Tuesday, December 11, 2007

Reacting to the Fed

(This was also posted on the TIE InvestorVillage Message Board by me this morning).

I really believe that traders don't give two hoots about whether the Fed cuts by 25 basis points or 50 today. It has been about the wording of the statement that matters. The CNBC talking head frenzy is almost funny about what people think (25 or 50?), but a few get it right in my view that the wording is important.

Here is the statement from the last Fed meeting on Halloween:

The Federal Open Market Committee decided today to lower its target for the federal funds rate 25 basis points to 4-1/2 percent. Economic growth was solid in the third quarter, and strains in financial markets have eased somewhat on balance. However, the pace of economic expansion will likely slow in the near term, partly reflecting the intensification of the housing correction. Today’s action, combined with the policy action taken in September, should help forestall some of the adverse effects on the broader economy that might otherwise arise from the disruptions in financial markets and promote moderate growth over time.

Readings on core inflation have improved modestly this year, but recent increases in energy and commodity prices, among other factors, may put renewed upward pressure on inflation. In this context, the Committee judges that some inflation risks remain, and it will continue to monitor inflation developments carefully.

The Committee judges that, after this action, the upside risks to inflation roughly balance the downside risks to growth. The Committee will continue to assess the effects of financial and other developments on economic prospects and will act as needed to foster price stability and sustainable economic growth.

Voting for the FOMC monetary policy action were: Ben S. Bernanke, Chairman; Timothy F. Geithner, Vice Chairman; Charles L. Evans; Donald L. Kohn; Randall S. Kroszner; Frederic S. Mishkin; William Poole; Eric S. Rosengren; and Kevin M. Warsh. Voting against was Thomas M. Hoenig, who preferred no change in the federal funds rate at this meeting.

In a related action, the Board of Governors unanimously approved a 25-basis-point decrease in the discount rate to 5 percent. In taking this action, the Board approved the requests submitted by the Boards of Directors of the Federal Reserve Banks of New York, Richmond, Atlanta, Chicago, St. Louis, and San Francisco.

So what should we looking for this time? Well, this is all about whether the Fed is on the same page as the market.

Note the 1st paragraph last time around. The comment about "strains in financial markets have eased somewhat on balance" has got to go. Clearly the financial markets are as bad, if not worse that last August. The LIBOR and the commercial paper markets are under tremendous pressure. A realization by the Fed that more work needs to be done here will be important.

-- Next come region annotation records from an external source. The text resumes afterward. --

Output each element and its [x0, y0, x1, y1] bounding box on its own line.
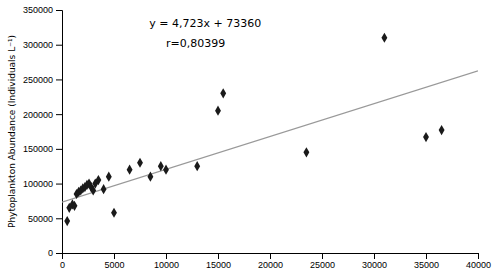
y-axis-tick-label: 300000	[23, 40, 53, 50]
scatter-point	[423, 132, 429, 142]
scatter-point	[220, 88, 226, 98]
y-axis-tick-label: 50000	[28, 214, 53, 224]
scatter-point	[127, 165, 133, 175]
x-axis-tick-label: 25000	[310, 260, 335, 270]
x-axis-tick-label: 35000	[414, 260, 439, 270]
y-axis-tick: 250000	[23, 75, 62, 85]
annotation: y = 4,723x + 73360	[149, 17, 261, 30]
scatter-point	[194, 161, 200, 171]
marks	[62, 33, 478, 226]
y-axis-tick-label: 100000	[23, 179, 53, 189]
x-axis-tick-label: 40000	[466, 260, 491, 270]
x-axis-tick-mark	[374, 253, 375, 259]
x-axis-tick: 15000	[206, 253, 231, 270]
x-axis-tick: 30000	[362, 253, 387, 270]
x-axis-line	[63, 254, 479, 260]
regression-line	[62, 71, 478, 202]
scatter-point	[95, 175, 101, 185]
y-axis-tick-mark	[56, 79, 62, 80]
y-axis-tick: 350000	[23, 5, 62, 15]
scatter-point	[147, 172, 153, 182]
y-axis-tick-mark	[56, 45, 62, 46]
y-axis-line	[56, 11, 63, 254]
annotation: r=0,80399	[166, 37, 225, 50]
y-axis-tick-mark	[56, 253, 62, 254]
x-axis-tick-mark	[478, 253, 479, 259]
x-axis-tick: 20000	[258, 253, 283, 270]
x-axis-tick: 10000	[154, 253, 179, 270]
y-axis-tick: 200000	[23, 110, 62, 120]
y-axis-tick-mark	[56, 218, 62, 219]
y-axis-tick: 0	[48, 248, 62, 258]
x-axis-tick-mark	[322, 253, 323, 259]
y-axis-tick: 150000	[23, 144, 62, 154]
x-axis-tick-label: 30000	[362, 260, 387, 270]
x-axis-tick-label: 10000	[154, 260, 179, 270]
x-axis-tick: 5000	[104, 253, 124, 270]
y-axis-tick-mark	[56, 184, 62, 185]
plot-area: 0 5000 10000 15000 20000 25000 30000 35000 40000…	[23, 5, 491, 270]
x-axis-tick-label: 20000	[258, 260, 283, 270]
chart: 0 5000 10000 15000 20000 25000 30000 35000 40000…	[0, 0, 496, 277]
x-axis-tick-mark	[166, 253, 167, 259]
y-axis-tick: 50000	[28, 214, 62, 224]
y-axis-tick-mark	[56, 149, 62, 150]
scatter-point	[381, 33, 387, 43]
scatter-point	[163, 165, 169, 175]
x-axis-tick-label: 5000	[104, 260, 124, 270]
annotations: y = 4,723x + 73360 r=0,80399	[149, 17, 261, 50]
x-axis-tick: 40000	[466, 253, 491, 270]
scatter-point	[72, 201, 78, 211]
y-axis-tick-label: 200000	[23, 110, 53, 120]
y-axis-tick-mark	[56, 10, 62, 11]
y-axis-tick: 300000	[23, 40, 62, 50]
scatter-point	[106, 172, 112, 182]
x-axis-tick: 0	[60, 253, 65, 270]
x-axis-tick: 25000	[310, 253, 335, 270]
x-axis-tick-mark	[114, 253, 115, 259]
y-axis-tick: 100000	[23, 179, 62, 189]
scatter-point	[158, 161, 164, 171]
scatter-point	[303, 147, 309, 157]
y-axis-tick-label: 0	[48, 248, 53, 258]
y-axis-tick-label: 150000	[23, 144, 53, 154]
scatter-point	[64, 216, 70, 226]
scatter-point	[101, 184, 107, 194]
x-axis-tick: 35000	[414, 253, 439, 270]
x-axis-tick-mark	[270, 253, 271, 259]
scatter-point	[439, 125, 445, 135]
y-axis: 0 50000 100000 150000 200000 250000 300000 3500…	[23, 5, 63, 258]
scatter-point	[215, 106, 221, 116]
y-axis-tick-label: 250000	[23, 75, 53, 85]
scatter-point	[111, 208, 117, 218]
x-axis-tick-label: 15000	[206, 260, 231, 270]
x-axis-tick-label: 0	[60, 260, 65, 270]
x-axis: 0 5000 10000 15000 20000 25000 30000 35000 40000	[60, 253, 491, 270]
y-axis-tick-mark	[56, 114, 62, 115]
scatter-point	[137, 158, 143, 168]
x-axis-tick-mark	[218, 253, 219, 259]
x-axis-tick-mark	[426, 253, 427, 259]
y-axis-title: Phytoplankton Abundance (Individuals L⁻¹…	[7, 35, 17, 228]
y-axis-tick-label: 350000	[23, 5, 53, 15]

Secondly, the third paragraph is out of step with what the market thinks. The wording that "The Committee judges that, after this action, the upside risks to inflation roughly balance the downside risks to growth" may sound good to inflation hawks, but it signals to most that the Fed is behind the curve. Balance? What Balance? The mortgage market is frozen. The risk of recession is serious enough that the market will want the Fed to address the wording to suggest that further easing is very possible to generate growth and stabilize the financial market.

The message is everything. The first move at 2:15 pm may easily be a head fake. It is often about folks that are looking at the headline (25 basis points or 50 basis points). The market will move with the wording and that takes a moment to understand.